What better to do on a rainy day than play a game of Chain of Command? ………well you don’t have to answer that question as I am sure there are a million other things to be done. However, for a few lads at our club, it meant playing a fantastic game between friends.
Our game was set in Italy in 1943 between a British 8th Army platoon and a German Fallschirmjager platoon. Germans on the defense and Brits on the attack – scenario four from the main rules ‘A delaying Action’. In our game Myself and Tim played the British and Dave and Terry the German lads.
After the patrol phase, the Germans were able to place all three jump-off points either in or close to the village, which in turn allowed them to deploy at least three of their squads into some of the main buildings. On the British side, our patrol phase did not go that well and our three jump of points basically ended up almost back at the start point.
One other difference to the main scenario, I decided to add a few refugees into the mix. Each player had to roll on their respective phase to move them two D6 up the road. The refugees would block fire across the road and block movement down the road until they left the other end of the table. Well, something different, which I thought might create an effect for either player. In the end, it was the British who were not able to bring on their ‘Honey’ light tank to support the advance.

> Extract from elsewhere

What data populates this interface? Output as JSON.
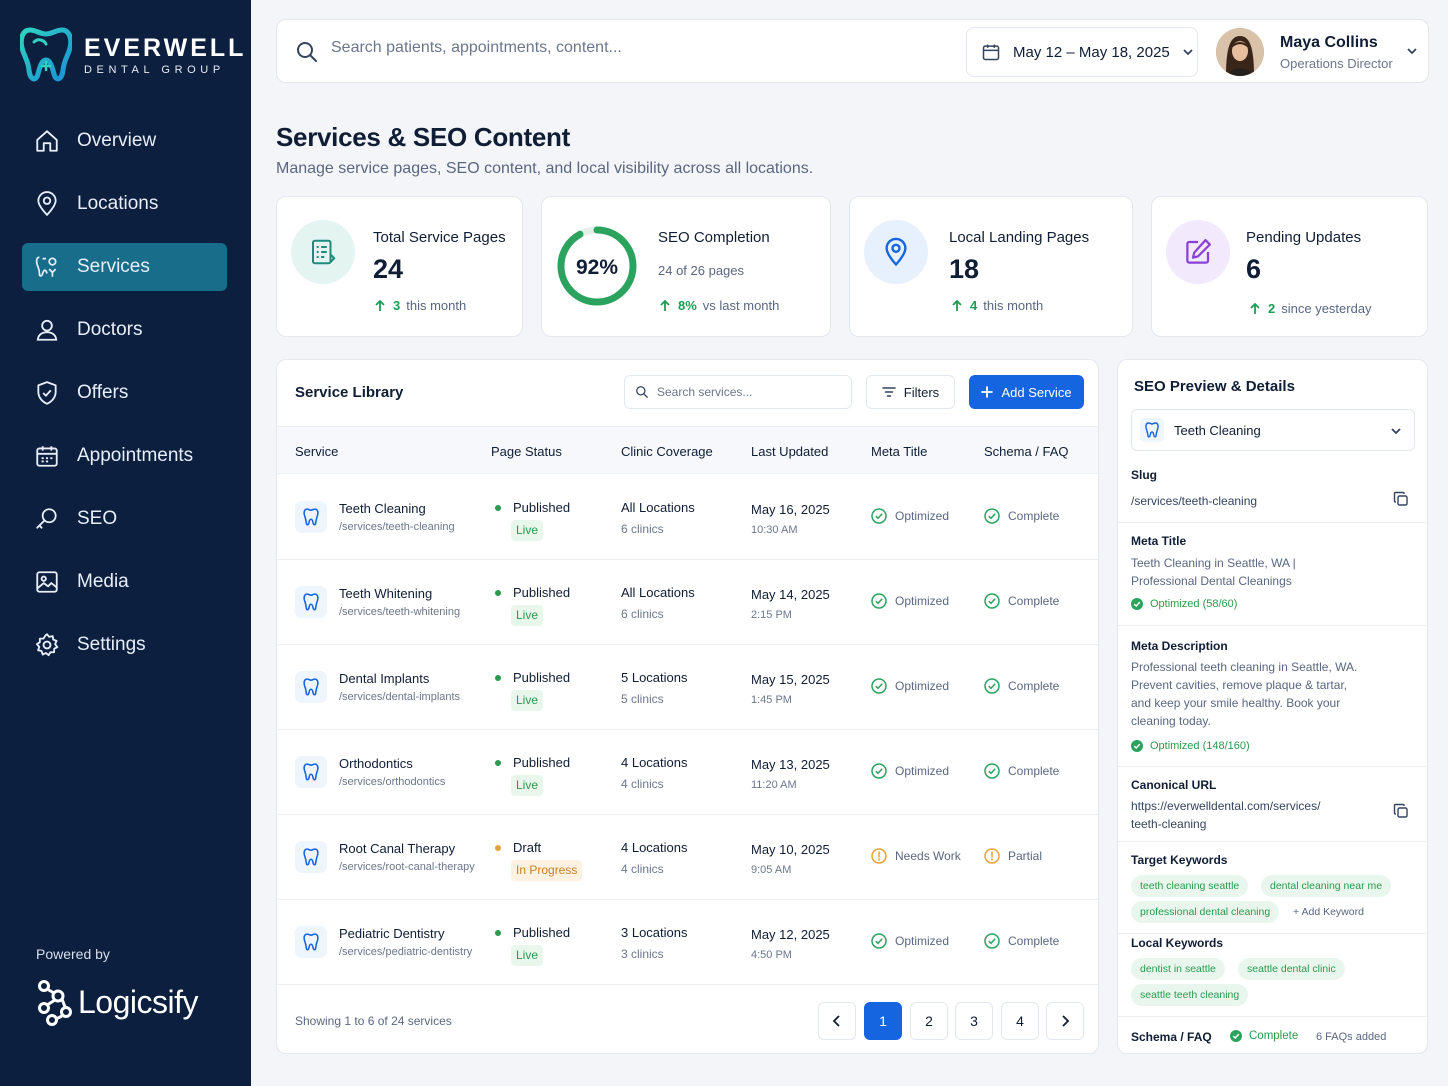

The first few phases of our game did not really see a lot of action but basically a bit of fire and maneuver, with each side trying to gain key terrain that would enable them to dominate the table. For the British we tried to get around the German left flank and into the village, however, the Germans were able to deploy two sections into this area, which stopped our advance. The Germans attempted to charge the British positions twice and were beaten back twice after some very vicious hand-to-hand fighting.
The British tried again on the German right flank, but only after they brought up the ‘Honey’. On this flank, they were more effective and managed to route a German squad and almost capture a jump-off point. However, again the German commander was able to hold his ground and with a few lucky shots from their AT rifle were able to force the crew from the ‘Honey’ to bail out. Whilst that was happening, they were also able to fire some well-aimed HE rounds into the last remaining British section with an Ie.18 75mm. This final volley of fire broke the morale of the British and won the battle for the Germans
Well done Dave and Terry for winning the day and for Tim for rolling some magical dice when needed for our British lads. The excellent buildings were made by Phil from Tinned Fruit Buildings. All the figures are from the excellent Perry Miniatures WW2 range and are from my collection.